With an experienced surgeon, the Kasai procedure is successful in 60 to 85 percent of the patients. This means that bile drains from the liver and the jaundice goes down.

The Kasai procedure is not a cure for biliary atresia, but it does allow babies to grow and have fairly good health for several years. When this procedure does not work, it is usually because the blocked bile ducts are inside the liver (intrahepatic), as well as outside the liver (extrahepatic). If this is the case, liver transplantation can correct this problem.

Success with this procedure is related to:

  • Age. Surgery is most successful in infants younger than two to three months of age.
  • Extent of liver damage (cirrhosis) at the time of surgery.
  • The number and size of microscopic ducts in the scarred tissue that can drain bile.

Complications right after surgery are low. Most problems that develop are because the biliary atresia is getting worse.

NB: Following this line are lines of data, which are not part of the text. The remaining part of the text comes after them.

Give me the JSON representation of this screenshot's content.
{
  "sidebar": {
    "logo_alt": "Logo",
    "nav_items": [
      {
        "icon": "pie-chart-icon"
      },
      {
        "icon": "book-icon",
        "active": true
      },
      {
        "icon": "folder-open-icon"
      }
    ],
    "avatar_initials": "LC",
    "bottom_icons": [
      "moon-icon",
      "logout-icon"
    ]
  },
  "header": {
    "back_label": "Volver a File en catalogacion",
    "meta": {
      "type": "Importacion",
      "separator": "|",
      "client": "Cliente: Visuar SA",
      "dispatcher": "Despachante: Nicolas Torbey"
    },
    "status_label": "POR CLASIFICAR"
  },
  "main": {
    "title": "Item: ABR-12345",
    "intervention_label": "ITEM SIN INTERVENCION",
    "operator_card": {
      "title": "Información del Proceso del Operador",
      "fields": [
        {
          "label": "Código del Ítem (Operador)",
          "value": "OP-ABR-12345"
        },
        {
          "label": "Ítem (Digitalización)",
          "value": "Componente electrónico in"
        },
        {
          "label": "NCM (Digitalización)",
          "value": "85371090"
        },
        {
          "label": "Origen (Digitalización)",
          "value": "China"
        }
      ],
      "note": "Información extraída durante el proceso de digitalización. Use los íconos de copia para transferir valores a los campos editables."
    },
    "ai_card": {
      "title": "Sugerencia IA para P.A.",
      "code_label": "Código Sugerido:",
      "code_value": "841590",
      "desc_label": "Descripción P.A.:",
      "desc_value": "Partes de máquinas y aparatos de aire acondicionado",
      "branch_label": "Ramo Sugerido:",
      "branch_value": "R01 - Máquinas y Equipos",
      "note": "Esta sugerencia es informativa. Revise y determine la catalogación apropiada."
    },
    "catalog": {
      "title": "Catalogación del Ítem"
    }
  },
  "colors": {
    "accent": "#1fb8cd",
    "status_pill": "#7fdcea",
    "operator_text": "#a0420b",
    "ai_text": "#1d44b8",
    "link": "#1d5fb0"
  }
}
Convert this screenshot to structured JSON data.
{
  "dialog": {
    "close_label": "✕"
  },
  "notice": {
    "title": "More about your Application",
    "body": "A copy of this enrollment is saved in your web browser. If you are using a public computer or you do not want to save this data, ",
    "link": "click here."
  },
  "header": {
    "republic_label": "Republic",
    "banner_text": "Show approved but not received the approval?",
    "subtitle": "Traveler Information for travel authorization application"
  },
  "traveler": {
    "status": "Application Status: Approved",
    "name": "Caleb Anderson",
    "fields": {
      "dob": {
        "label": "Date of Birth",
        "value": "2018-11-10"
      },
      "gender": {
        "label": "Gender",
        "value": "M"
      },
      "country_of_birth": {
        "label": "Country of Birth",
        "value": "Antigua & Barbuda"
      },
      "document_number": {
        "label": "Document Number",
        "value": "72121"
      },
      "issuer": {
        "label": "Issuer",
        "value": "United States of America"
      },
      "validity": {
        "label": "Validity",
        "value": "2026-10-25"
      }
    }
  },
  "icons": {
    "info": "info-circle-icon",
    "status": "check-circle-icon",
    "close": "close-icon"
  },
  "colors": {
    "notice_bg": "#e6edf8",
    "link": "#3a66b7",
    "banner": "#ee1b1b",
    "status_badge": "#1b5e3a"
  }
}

Long-term survival after the Kasai procedure is affected by the presence of progressive liver disease (cirrhosis) and the development of portal hypertension (high blood pressure in the portal vein that carries blood to the liver). Nearly one-half of all infants who have had a Kasai procedure require liver transplantation before age 5. Older children may continue to have good bile drainage and no jaundice.

Some children may develop portal hypertension and have gastrointestinal bleeding, accumulation of fluid in the abdomen (ascites) and overactivity of the spleen (hypersplenism).

Eighty-five percent of all children who have biliary atresia will need to have a liver transplant before they are 20 years old. The remaining 15 percent have some degree of liver disease. Their disease can be managed without having a transplant.

If there is still not enough bile flow with the Kasai procedure, liver transplantation is a final option. A liver transplant operation removes the damaged liver and replaces it with a new liver from a donor.

After transplant surgery, the child’s health may improve quite quickly. However, the child’s body might reject the new organ. To prevent rejection, a strict schedule of anti-rejection medications must be taken. After a transplant, ongoing lifelong care is required. Frequent contact with physicians and other members of the transplant team is also necessary.